Une même formation pour tous !

Créé début 2019, le Réseau des infirmiers enseignants en santé travail (RIEEST) rassemble une trentaine de formateurs de santé au travail qui oeuvrent à l’uniformisation de la formation de ces professionnels. « Les textes prévoient qu’une fois employés, les infirmiers de santé au travail doivent suivre une formation, financée par leur employeur. Mais rien n’est spécifié quant au type de formation ou encore sa durée ! », explique Véronique Bâcle, présidente du RIEEST. Elle précise : "Notre cheval de bataille est de faire en sorte que tous les infirmiers de santé au travail aient la même formation et ne se retrouvent pas en souffrance dans l’exercice de leur métier." Pour l’association, le socle minimal de connaissances devrait notamment comprendre des modules sur la sociologie du travail, la législation, les risques et les pathologies induites, la conduite d’un entretien santé, la démarche de projet.

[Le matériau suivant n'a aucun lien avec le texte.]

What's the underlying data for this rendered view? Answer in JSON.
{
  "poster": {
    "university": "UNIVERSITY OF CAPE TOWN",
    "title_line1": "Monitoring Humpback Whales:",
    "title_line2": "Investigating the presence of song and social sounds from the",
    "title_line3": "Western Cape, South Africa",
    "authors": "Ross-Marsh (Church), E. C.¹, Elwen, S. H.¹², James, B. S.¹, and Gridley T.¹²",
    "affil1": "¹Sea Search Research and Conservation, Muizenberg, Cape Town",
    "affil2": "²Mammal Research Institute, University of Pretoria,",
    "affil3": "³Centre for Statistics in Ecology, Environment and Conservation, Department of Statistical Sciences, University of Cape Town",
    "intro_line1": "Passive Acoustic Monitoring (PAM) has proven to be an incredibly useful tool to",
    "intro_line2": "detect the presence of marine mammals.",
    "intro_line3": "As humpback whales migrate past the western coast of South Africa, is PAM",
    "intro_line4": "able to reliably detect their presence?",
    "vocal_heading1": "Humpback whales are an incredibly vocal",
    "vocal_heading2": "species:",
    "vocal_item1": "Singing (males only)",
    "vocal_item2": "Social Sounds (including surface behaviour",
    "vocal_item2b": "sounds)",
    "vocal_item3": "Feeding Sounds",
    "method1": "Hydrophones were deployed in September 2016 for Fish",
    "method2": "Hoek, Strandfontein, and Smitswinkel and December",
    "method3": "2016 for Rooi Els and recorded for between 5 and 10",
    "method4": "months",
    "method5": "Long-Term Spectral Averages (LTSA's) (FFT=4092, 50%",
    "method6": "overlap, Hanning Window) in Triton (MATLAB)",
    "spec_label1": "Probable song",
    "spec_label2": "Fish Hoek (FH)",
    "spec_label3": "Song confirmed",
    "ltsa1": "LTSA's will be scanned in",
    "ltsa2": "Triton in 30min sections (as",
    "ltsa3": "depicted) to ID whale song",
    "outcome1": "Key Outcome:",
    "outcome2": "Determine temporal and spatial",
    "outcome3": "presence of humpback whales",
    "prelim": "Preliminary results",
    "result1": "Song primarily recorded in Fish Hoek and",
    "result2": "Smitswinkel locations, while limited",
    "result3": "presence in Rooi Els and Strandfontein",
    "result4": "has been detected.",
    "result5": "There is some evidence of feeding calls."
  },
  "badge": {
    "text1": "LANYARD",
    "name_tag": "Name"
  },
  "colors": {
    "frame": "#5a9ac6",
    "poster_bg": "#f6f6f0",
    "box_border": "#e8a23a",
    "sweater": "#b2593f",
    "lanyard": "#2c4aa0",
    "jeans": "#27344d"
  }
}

La présidente rappelle qu’il existe des DU, licences et masters santé-travail ouverts aux infirmiers dans plusieurs universités, mais que cette formation "n’est pas obligatoire". "Il est nécessaire qu’elle le soit, et qu’une formation plus spécialisée du niveau du master soit l’objectif."

Le RIEEST cherche, en outre, à constituer un conseil national professionnel (CNP) des infirmiers de santé au travail.